← Back to portfolio
Published on

Equals

There's something clean and fresh about the color lilac. Something light, innocent, deliciously appealing. Maybe that's why the image of the milk-woman, the last time she entered the house, was stuck in her mind. Not her face, just the form. A bodice flowing out into a voluminous skirt. A delicately woven basket hanging on her arm.

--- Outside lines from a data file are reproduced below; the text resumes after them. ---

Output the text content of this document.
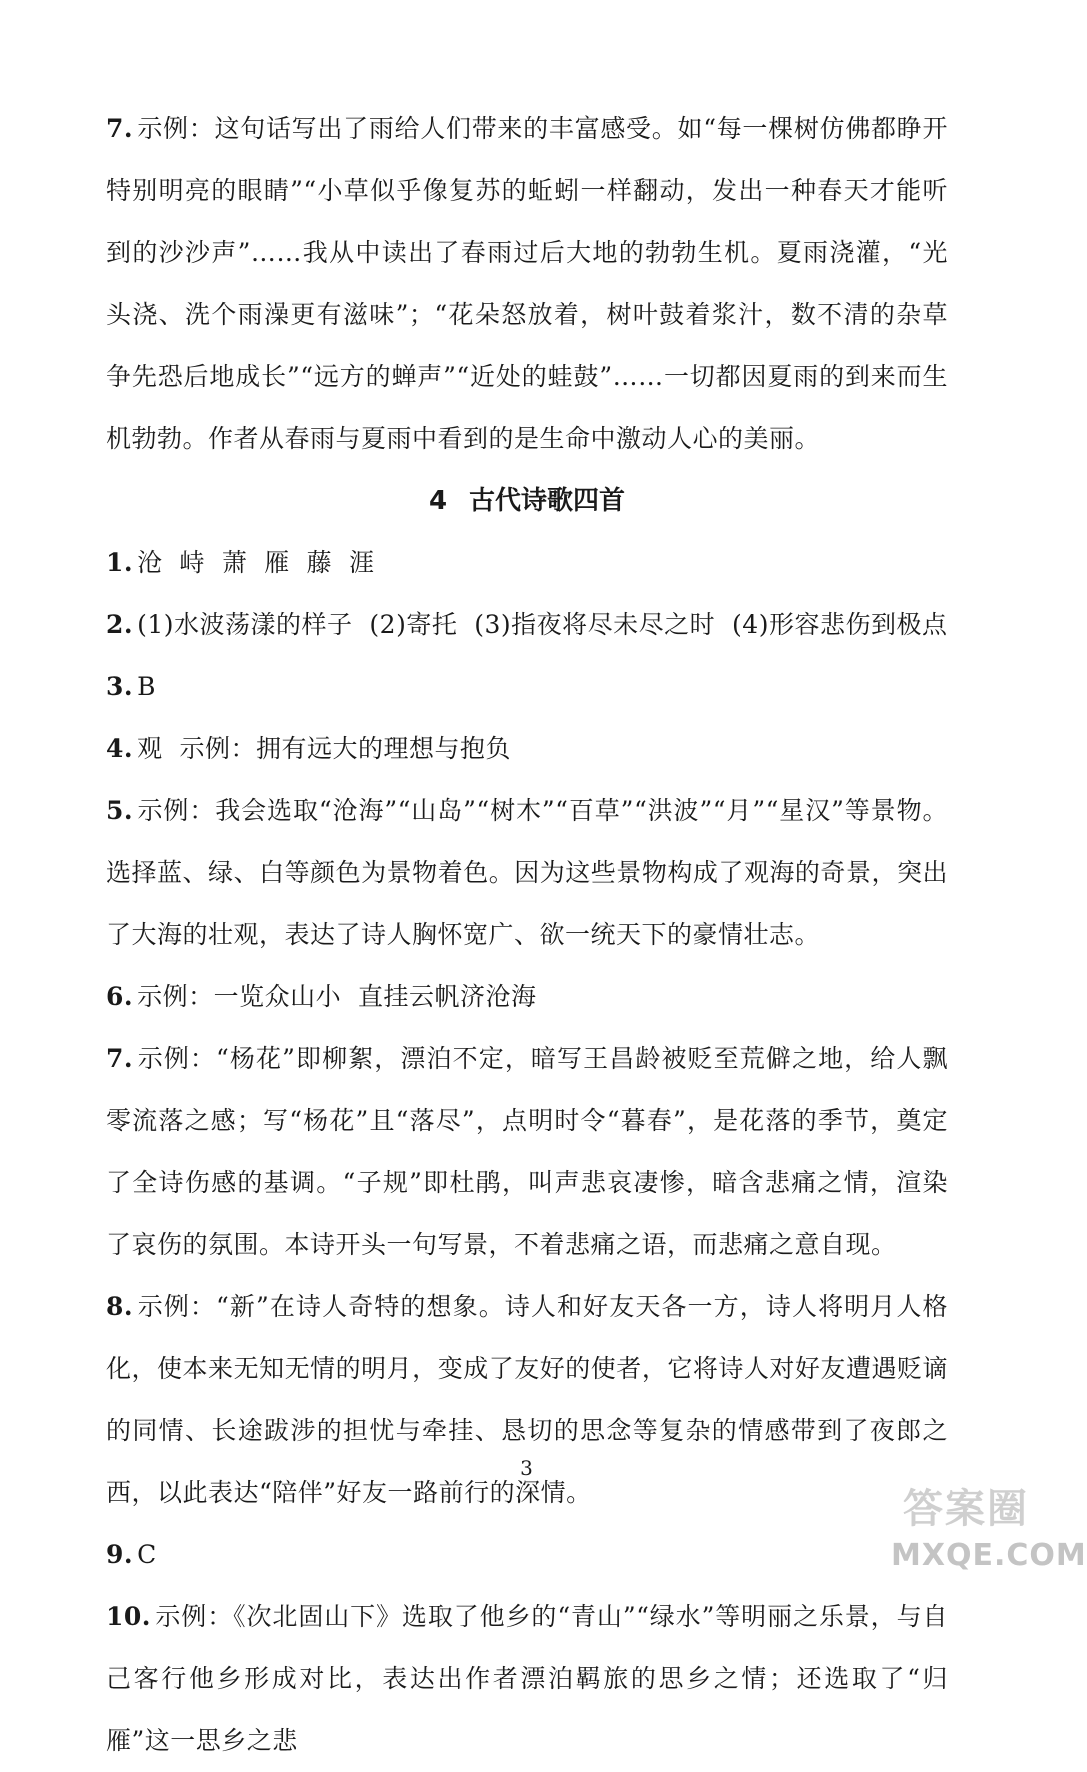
7. 示例：这句话写出了雨给人们带来的丰富感受。如“每一棵树仿佛都睁开特别明亮的眼睛”“小草似乎像复苏的蚯蚓一样翻动，发出一种春天才能听到的沙沙声”……我从中读出了春雨过后大地的勃勃生机。夏雨浇灌，“光头浇、洗个雨澡更有滋味”；“花朵怒放着，树叶鼓着浆汁，数不清的杂草争先恐后地成长”“远方的蝉声”“近处的蛙鼓”……一切都因夏雨的到来而生机勃勃。作者从春雨与夏雨中看到的是生命中激动人心的美丽。

4 古代诗歌四首

1. 沧  峙  萧  雁  藤  涯

2. (1)水波荡漾的样子  (2)寄托  (3)指夜将尽未尽之时  (4)形容悲伤到极点

3. B

4. 观  示例：拥有远大的理想与抱负

5. 示例：我会选取“沧海”“山岛”“树木”“百草”“洪波”“月”“星汉”等景物。选择蓝、绿、白等颜色为景物着色。因为这些景物构成了观海的奇景，突出了大海的壮观，表达了诗人胸怀宽广、欲一统天下的豪情壮志。

6. 示例：一览众山小  直挂云帆济沧海

7. 示例：“杨花”即柳絮，漂泊不定，暗写王昌龄被贬至荒僻之地，给人飘零流落之感；写“杨花”且“落尽”，点明时令“暮春”，是花落的季节，奠定了全诗伤感的基调。“子规”即杜鹃，叫声悲哀凄惨，暗含悲痛之情，渲染了哀伤的氛围。本诗开头一句写景，不着悲痛之语，而悲痛之意自现。

8. 示例：“新”在诗人奇特的想象。诗人和好友天各一方，诗人将明月人格化，使本来无知无情的明月，变成了友好的使者，它将诗人对好友遭遇贬谪的同情、长途跋涉的担忧与牵挂、恳切的思念等复杂的情感带到了夜郎之西，以此表达“陪伴”好友一路前行的深情。

9. C

10. 示例：《次北固山下》选取了他乡的“青山”“绿水”等明丽之乐景，与自己客行他乡形成对比，表达出作者漂泊羁旅的思乡之情；还选取了“归雁”这一思乡之悲

3
答案圈
MXQE.COM
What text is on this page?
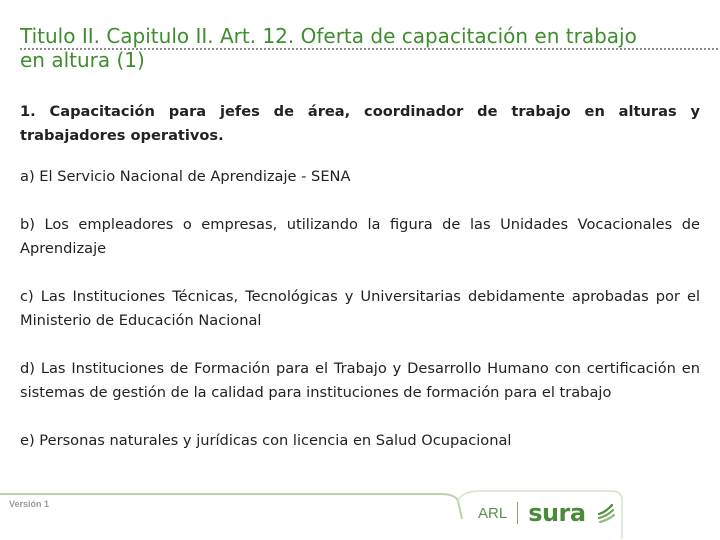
Titulo II. Capitulo II. Art. 12. Oferta de capacitación en trabajo en altura (1)

1. Capacitación para jefes de área, coordinador de trabajo en alturas y trabajadores operativos.

a) El Servicio Nacional de Aprendizaje - SENA

b) Los empleadores o empresas, utilizando la figura de las Unidades Vocacionales de Aprendizaje

c) Las Instituciones Técnicas, Tecnológicas y Universitarias debidamente aprobadas por el Ministerio de Educación Nacional

d) Las Instituciones de Formación para el Trabajo y Desarrollo Humano con certificación en sistemas de gestión de la calidad para instituciones de formación para el trabajo

e) Personas naturales y jurídicas con licencia en Salud Ocupacional

Versión 1
ARL sura
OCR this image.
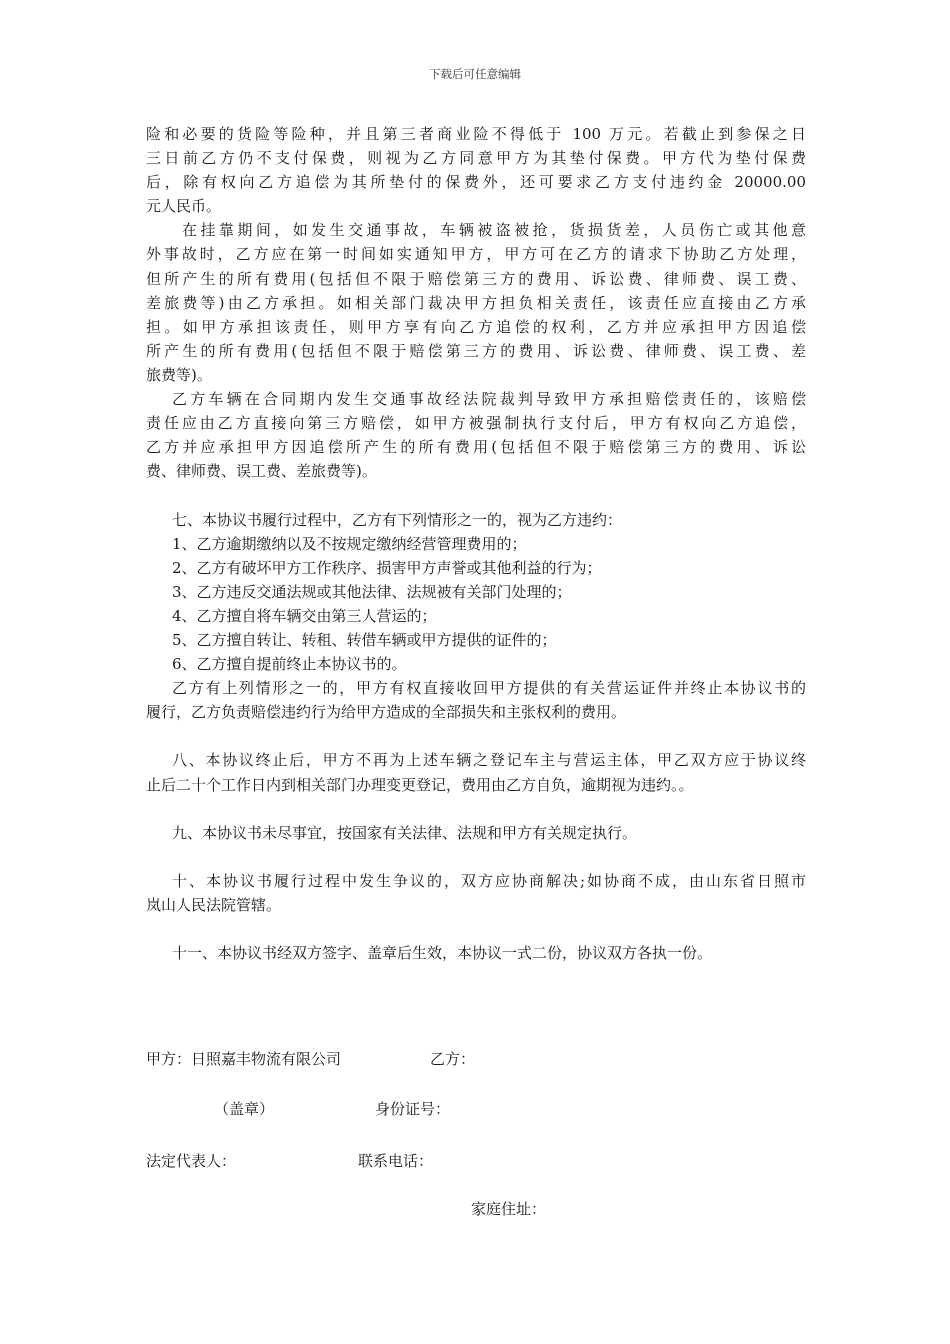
下载后可任意编辑
险和必要的货险等险种，并且第三者商业险不得低于 100 万元。若截止到参保之日
三日前乙方仍不支付保费，则视为乙方同意甲方为其垫付保费。甲方代为垫付保费
后，除有权向乙方追偿为其所垫付的保费外，还可要求乙方支付违约金 20000.00
元人民币。
在挂靠期间，如发生交通事故，车辆被盗被抢，货损货差，人员伤亡或其他意
外事故时，乙方应在第一时间如实通知甲方，甲方可在乙方的请求下协助乙方处理，
但所产生的所有费用(包括但不限于赔偿第三方的费用、诉讼费、律师费、误工费、
差旅费等)由乙方承担。如相关部门裁决甲方担负相关责任，该责任应直接由乙方承
担。如甲方承担该责任，则甲方享有向乙方追偿的权利，乙方并应承担甲方因追偿
所产生的所有费用(包括但不限于赔偿第三方的费用、诉讼费、律师费、误工费、差
旅费等)。
乙方车辆在合同期内发生交通事故经法院裁判导致甲方承担赔偿责任的，该赔偿
责任应由乙方直接向第三方赔偿，如甲方被强制执行支付后，甲方有权向乙方追偿，
乙方并应承担甲方因追偿所产生的所有费用(包括但不限于赔偿第三方的费用、诉讼
费、律师费、误工费、差旅费等)。
七、本协议书履行过程中，乙方有下列情形之一的，视为乙方违约：
1、乙方逾期缴纳以及不按规定缴纳经营管理费用的；
2、乙方有破坏甲方工作秩序、损害甲方声誉或其他利益的行为；
3、乙方违反交通法规或其他法律、法规被有关部门处理的；
4、乙方擅自将车辆交由第三人营运的；
5、乙方擅自转让、转租、转借车辆或甲方提供的证件的；
6、乙方擅自提前终止本协议书的。
乙方有上列情形之一的，甲方有权直接收回甲方提供的有关营运证件并终止本协议书的
履行，乙方负责赔偿违约行为给甲方造成的全部损失和主张权利的费用。
八、本协议终止后，甲方不再为上述车辆之登记车主与营运主体，甲乙双方应于协议终
止后二十个工作日内到相关部门办理变更登记，费用由乙方自负，逾期视为违约。。
九、本协议书未尽事宜，按国家有关法律、法规和甲方有关规定执行。
十、本协议书履行过程中发生争议的，双方应协商解决;如协商不成，由山东省日照市
岚山人民法院管辖。
十一、本协议书经双方签字、盖章后生效，本协议一式二份，协议双方各执一份。
甲方：日照嘉丰物流有限公司	乙方：
（盖章）	身份证号：
法定代表人：	联系电话：
家庭住址：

The lady who let her in never looked into her eyes as she opened the door. She seemed to fix her eyes on a spot far behind her, maybe on the next house, opening the door like she thought she'd heard a disturbance, but finding nothing, was closing it again.

Inside, the landlady stared patiently as the milk-woman bent over the washbasin. Her washbasin. Not the one installed separately for the help. Because there could be no discrimination. Because they were all equal. All castes and tribes, everyone the same. The white-uniformed woman had taught her that yesterday. Given her a half-hour lecture right after plucking the distinguishing board off the wall beside the second washbasin. Her husband, smiling and nodding at her, had sent reproving glances his wife's way as if blaming her for not having thought of it sooner.

The woman dressed in lilac was forgotten after that day ― but me, I always remembered; the image of the crisp bundle of notes pressed against her bosom, her other arm empty, limp by her side.

She'd been fired, and it became glaringly apparent whether they were equal now.